BITESIZED: How do I use shell redirection?

Page last modified Tue Oct 5 15:13:08 2004

Note about Shells

Note that everything in this section applies to the bash shell, other shells may not have as many (or the even the same) features. Even though standard Input/Output redirection is a basic feature of any Unix derivative, the syntax does depend on the shell that you're using.

Overview

There are all sorts of redirection symbols that you can use. Here's a quick table of the common ones:

The problem with cats ...

Take a simple redirection example such as this:

cat file1 | tr -d '\015' > file2

You've wasted a process on cat, since you could accomplish the same thing (and have it execute faster!) by doing this:

tr -d '\015' < file1 > file2

Many Real Unix Gurus(tm) consider the gratitious use of cat to be a sign of newbie-nes, so avoid it if you can ;-).

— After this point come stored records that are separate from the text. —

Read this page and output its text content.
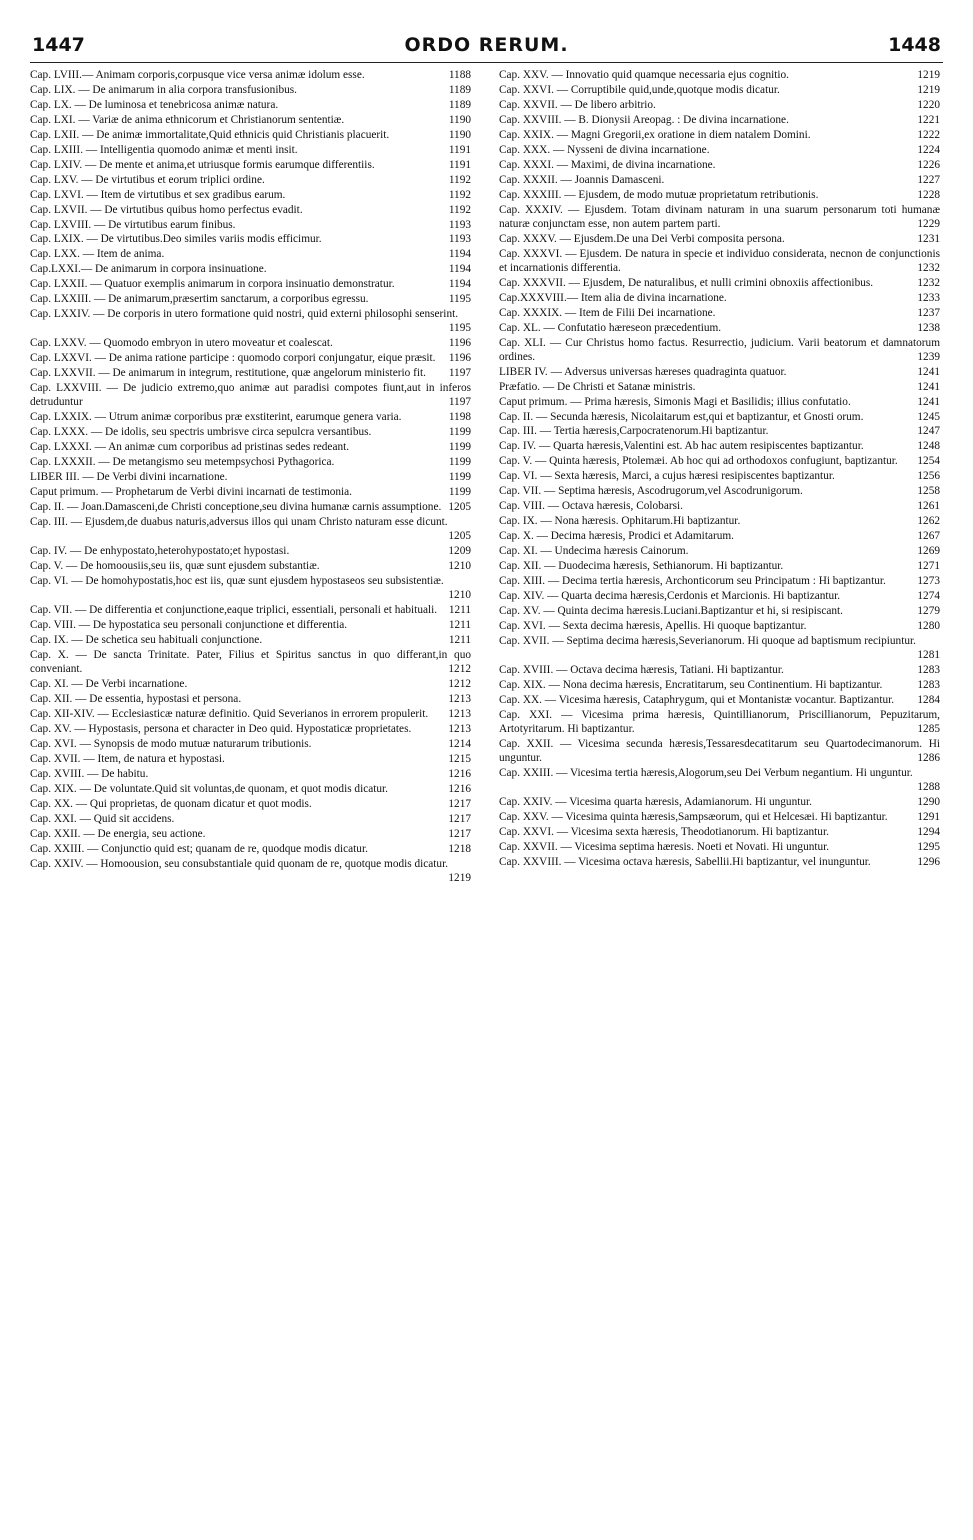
1447	ORDO RERUM.	1448
Cap. LVIII.— Animam corporis,corpusque vice versa animæ idolum esse.	1188
Cap. LIX. — De animarum in alia corpora transfusionibus.	1189
Cap. LX. — De luminosa et tenebricosa animæ natura.	1189
Cap. LXI. — Variæ de anima ethnicorum et Christianorum sententiæ.	1190
Cap. LXII. — De animæ immortalitate,Quid ethnicis quid Christianis placuerit.	1190
Cap. LXIII. — Intelligentia quomodo animæ et menti insit.	1191
Cap. LXIV. — De mente et anima,et utriusque formis earumque differentiis.	1191
Cap. LXV. — De virtutibus et eorum triplici ordine.	1192
Cap. LXVI. — Item de virtutibus et sex gradibus earum.	1192
Cap. LXVII. — De virtutibus quibus homo perfectus evadit.	1192
Cap. LXVIII. — De virtutibus earum finibus.	1193
Cap. LXIX. — De virtutibus.Deo similes variis modis efficimur.	1193
Cap. LXX. — Item de anima.	1194
Cap.LXXI.— De animarum in corpora insinuatione.	1194
Cap. LXXII. — Quatuor exemplis animarum in corpora insinuatio demonstratur.	1194
Cap. LXXIII. — De animarum,præsertim sanctarum, a corporibus egressu.	1195
Cap. LXXIV. — De corporis in utero formatione quid nostri, quid externi philosophi senserint.
1195
Cap. LXXV. — Quomodo embryon in utero moveatur et coalescat.	1196
Cap. LXXVI. — De anima ratione participe : quomodo corpori conjungatur, eique præsit. 1196
Cap. LXXVII. — De animarum in integrum, restitutione, quæ angelorum ministerio fit. 1197
Cap. LXXVIII. — De judicio extremo,quo animæ aut paradisi compotes fiunt,aut in inferos detruduntur	1197
Cap. LXXIX. — Utrum animæ corporibus præ exstiterint, earumque genera varia.	1198
Cap. LXXX. — De idolis, seu spectris umbrisve circa sepulcra versantibus.	1199
Cap. LXXXI. — An animæ cum corporibus ad pristinas sedes redeant.	1199
Cap. LXXXII. — De metangismo seu metempsychosi Pythagorica.	1199
LIBER III. — De Verbi divini incarnatione.	1199
Caput primum. — Prophetarum de Verbi divini incarnati de testimonia.	1199
Cap. II. — Joan.Damasceni,de Christi conceptione,seu divina humanæ carnis assumptione. 1205
Cap. III. — Ejusdem,de duabus naturis,adversus illos qui unam Christo naturam esse dicunt.
1205
Cap. IV. — De enhypostato,heterohypostato;et hypostasi.	1209
Cap. V. — De homoousiis,seu iis, quæ sunt ejusdem substantiæ.	1210
Cap. VI. — De homohypostatis,hoc est iis, quæ sunt ejusdem hypostaseos seu subsistentiæ.
1210
Cap. VII. — De differentia et conjunctione,eaque triplici, essentiali, personali et habituali. 1211
Cap. VIII. — De hypostatica seu personali conjunctione et differentia.	1211
Cap. IX. — De schetica seu habituali conjunctione.	1211
Cap. X. — De sancta Trinitate. Pater, Filius et Spiritus sanctus in quo differant,in quo conveniant.	1212
Cap. XI. — De Verbi incarnatione.	1212
Cap. XII. — De essentia, hypostasi et persona.	1213
Cap. XII-XIV. — Ecclesiasticæ naturæ definitio. Quid Severianos in errorem propulerit. 1213
Cap. XV. — Hypostasis, persona et character in Deo quid. Hypostaticæ proprietates.	1213
Cap. XVI. — Synopsis de modo mutuæ naturarum tributionis.	1214
Cap. XVII. — Item, de natura et hypostasi.	1215
Cap. XVIII. — De habitu.	1216
Cap. XIX. — De voluntate.Quid sit voluntas,de quonam, et quot modis dicatur.	1216
Cap. XX. — Qui proprietas, de quonam dicatur et quot modis.	1217
Cap. XXI. — Quid sit accidens.	1217
Cap. XXII. — De energia, seu actione.	1217
Cap. XXIII. — Conjunctio quid est; quanam de re, quodque modis dicatur.	1218
Cap. XXIV. — Homoousion, seu consubstantiale quid quonam de re, quotque modis dicatur.
1219
Cap. XXV. — Innovatio quid quamque necessaria ejus cognitio.	1219
Cap. XXVI. — Corruptibile quid,unde,quotque modis dicatur.	1219
Cap. XXVII. — De libero arbitrio.	1220
Cap. XXVIII. — B. Dionysii Areopag. : De divina incarnatione.	1221
Cap. XXIX. — Magni Gregorii,ex oratione in diem natalem Domini.	1222
Cap. XXX. — Nysseni de divina incarnatione.	1224
Cap. XXXI. — Maximi, de divina incarnatione.	1226
Cap. XXXII. — Joannis Damasceni.	1227
Cap. XXXIII. — Ejusdem, de modo mutuæ proprietatum retributionis.	1228
Cap. XXXIV. — Ejusdem. Totam divinam naturam in una suarum personarum toti humanæ naturæ conjunctam esse, non autem partem parti.	1229
Cap. XXXV. — Ejusdem.De una Dei Verbi composita persona.	1231
Cap. XXXVI. — Ejusdem. De natura in specie et individuo considerata, necnon de conjunctionis et incarnationis differentia.	1232
Cap. XXXVII. — Ejusdem, De naturalibus, et nulli crimini obnoxiis affectionibus.	1232
Cap.XXXVIII.— Item alia de divina incarnatione.	1233
Cap. XXXIX. — Item de Filii Dei incarnatione.	1237
Cap. XL. — Confutatio hæreseon præcedentium.	1238
Cap. XLI. — Cur Christus homo factus. Resurrectio, judicium. Varii beatorum et damnatorum ordines.	1239
LIBER IV. — Adversus universas hæreses quadraginta quatuor.	1241
Præfatio. — De Christi et Satanæ ministris.	1241
Caput primum. — Prima hæresis, Simonis Magi et Basilidis; illius confutatio.	1241
Cap. II. — Secunda hæresis, Nicolaitarum est,qui et baptizantur, et Gnosti orum.	1245
Cap. III. — Tertia hæresis,Carpocratenorum.Hi baptizantur.	1247
Cap. IV. — Quarta hæresis,Valentini est. Ab hac autem resipiscentes baptizantur.	1248
Cap. V. — Quinta hæresis, Ptolemæi. Ab hoc qui ad orthodoxos confugiunt, baptizantur. 1254
Cap. VI. — Sexta hæresis, Marci, a cujus hæresi resipiscentes baptizantur.	1256
Cap. VII. — Septima hæresis, Ascodrugorum,vel Ascodrunigorum.	1258
Cap. VIII. — Octava hæresis, Colobarsi.	1261
Cap. IX. — Nona hæresis. Ophitarum.Hi baptizantur.	1262
Cap. X. — Decima hæresis, Prodici et Adamitarum.	1267
Cap. XI. — Undecima hæresis Cainorum.	1269
Cap. XII. — Duodecima hæresis, Sethianorum. Hi baptizantur.	1271
Cap. XIII. — Decima tertia hæresis, Archonticorum seu Principatum : Hi baptizantur.	1273
Cap. XIV. — Quarta decima hæresis,Cerdonis et Marcionis. Hi baptizantur.	1274
Cap. XV. — Quinta decima hæresis.Luciani.Baptizantur et hi, si resipiscant.	1279
Cap. XVI. — Sexta decima hæresis, Apellis. Hi quoque baptizantur.	1280
Cap. XVII. — Septima decima hæresis,Severianorum. Hi quoque ad baptismum recipiuntur.
1281
Cap. XVIII. — Octava decima hæresis, Tatiani. Hi baptizantur.	1283
Cap. XIX. — Nona decima hæresis, Encratitarum, seu Continentium. Hi baptizantur.	1283
Cap. XX. — Vicesima hæresis, Cataphrygum, qui et Montanistæ vocantur. Baptizantur. 1284
Cap. XXI. — Vicesima prima hæresis, Quintillianorum, Priscillianorum, Pepuzitarum, Artotyritarum. Hi baptizantur.	1285
Cap. XXII. — Vicesima secunda hæresis,Tessaresdecatitarum seu Quartodecimanorum. Hi unguntur.	1286
Cap. XXIII. — Vicesima tertia hæresis,Alogorum,seu Dei Verbum negantium. Hi unguntur.
1288
Cap. XXIV. — Vicesima quarta hæresis, Adamianorum. Hi unguntur.	1290
Cap. XXV. — Vicesima quinta hæresis,Sampsæorum, qui et Helcesæi. Hi baptizantur.	1291
Cap. XXVI. — Vicesima sexta hæresis, Theodotianorum. Hi baptizantur.	1294
Cap. XXVII. — Vicesima septima hæresis. Noeti et Novati. Hi unguntur.	1295
Cap. XXVIII. — Vicesima octava hæresis, Sabellii.Hi baptizantur, vel inunguntur.	1296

Sending stderr through a pipe

Sending only stderr down a pipe, while having stdout still go to the screen, is an interesting trick. It can be done by passing the stdout and stderr file descriptors to temporary file descriptors, and basically playing a game of 3 card monte with the values:

(binary 3>&1 1>&2 2>&3 3>&-) | mail me@somewhere.org &

This runs the program called "binary" and mails the errors to me@somewhere.org, while leaving the regular stdout output going to the screen. If you can follow this intuitively, you didn't need to read this document ;-)

Splitting output

If you run your output through a program called tee (usually found at /usr/bin/tee, you can split your stdout stream. This can be very useful if you want to save the output of a command to a file, but you also want to view it on the screen. For example:

binary | tee results.file | lpr

That takes the results of the command named "binary" and saves the stdout to a file called results.file as well sending the stdout to the printer daemon.

Why is it > somefile 2>&1 rather than 2>&1 > somefile?

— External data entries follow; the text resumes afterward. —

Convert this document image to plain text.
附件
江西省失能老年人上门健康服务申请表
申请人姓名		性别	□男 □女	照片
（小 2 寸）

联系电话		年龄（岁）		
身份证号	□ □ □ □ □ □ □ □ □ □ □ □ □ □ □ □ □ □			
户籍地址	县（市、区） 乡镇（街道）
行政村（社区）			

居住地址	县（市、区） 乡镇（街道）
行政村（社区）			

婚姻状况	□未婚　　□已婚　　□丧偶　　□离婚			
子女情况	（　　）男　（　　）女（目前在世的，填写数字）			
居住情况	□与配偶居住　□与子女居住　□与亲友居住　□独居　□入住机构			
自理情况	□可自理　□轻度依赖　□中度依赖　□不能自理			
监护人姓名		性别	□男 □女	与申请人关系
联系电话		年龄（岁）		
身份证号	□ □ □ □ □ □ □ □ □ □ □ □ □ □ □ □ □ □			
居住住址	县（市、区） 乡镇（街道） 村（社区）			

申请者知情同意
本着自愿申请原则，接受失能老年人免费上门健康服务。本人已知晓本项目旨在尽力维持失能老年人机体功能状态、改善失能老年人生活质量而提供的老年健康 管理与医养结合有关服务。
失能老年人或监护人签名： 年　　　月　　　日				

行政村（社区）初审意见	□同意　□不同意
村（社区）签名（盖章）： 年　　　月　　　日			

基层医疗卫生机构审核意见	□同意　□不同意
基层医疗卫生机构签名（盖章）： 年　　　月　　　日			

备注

cat some_file_that_doesn't_exist.txt 2>&1 > results_file.txt

If your intention was to grab an error message from cat (if you weren't expecting one, why would you redirect it? ;-) ), this won't work because the error message will still go to console rather than to the file results_file.txt.

The command cat file1 2>&1 >file2 results in the error message going to the console rather than to the intended file, yet cat file1 > file2 2>&1 works. This seems rather odd at first.

What's happening is that the shell is reading the commands from left to right. The reason the first command fails is that bash sees the 2>&1 first. It thinks, "Ok, I'll send the stderr to the same place and stdout", which has no effect because they're both already going to the terminal. Then the > redirects stdout to file2, but stderr is still going to the terminal. In the second example, if you read it strictly from left to right, you'll see that it makes more sense.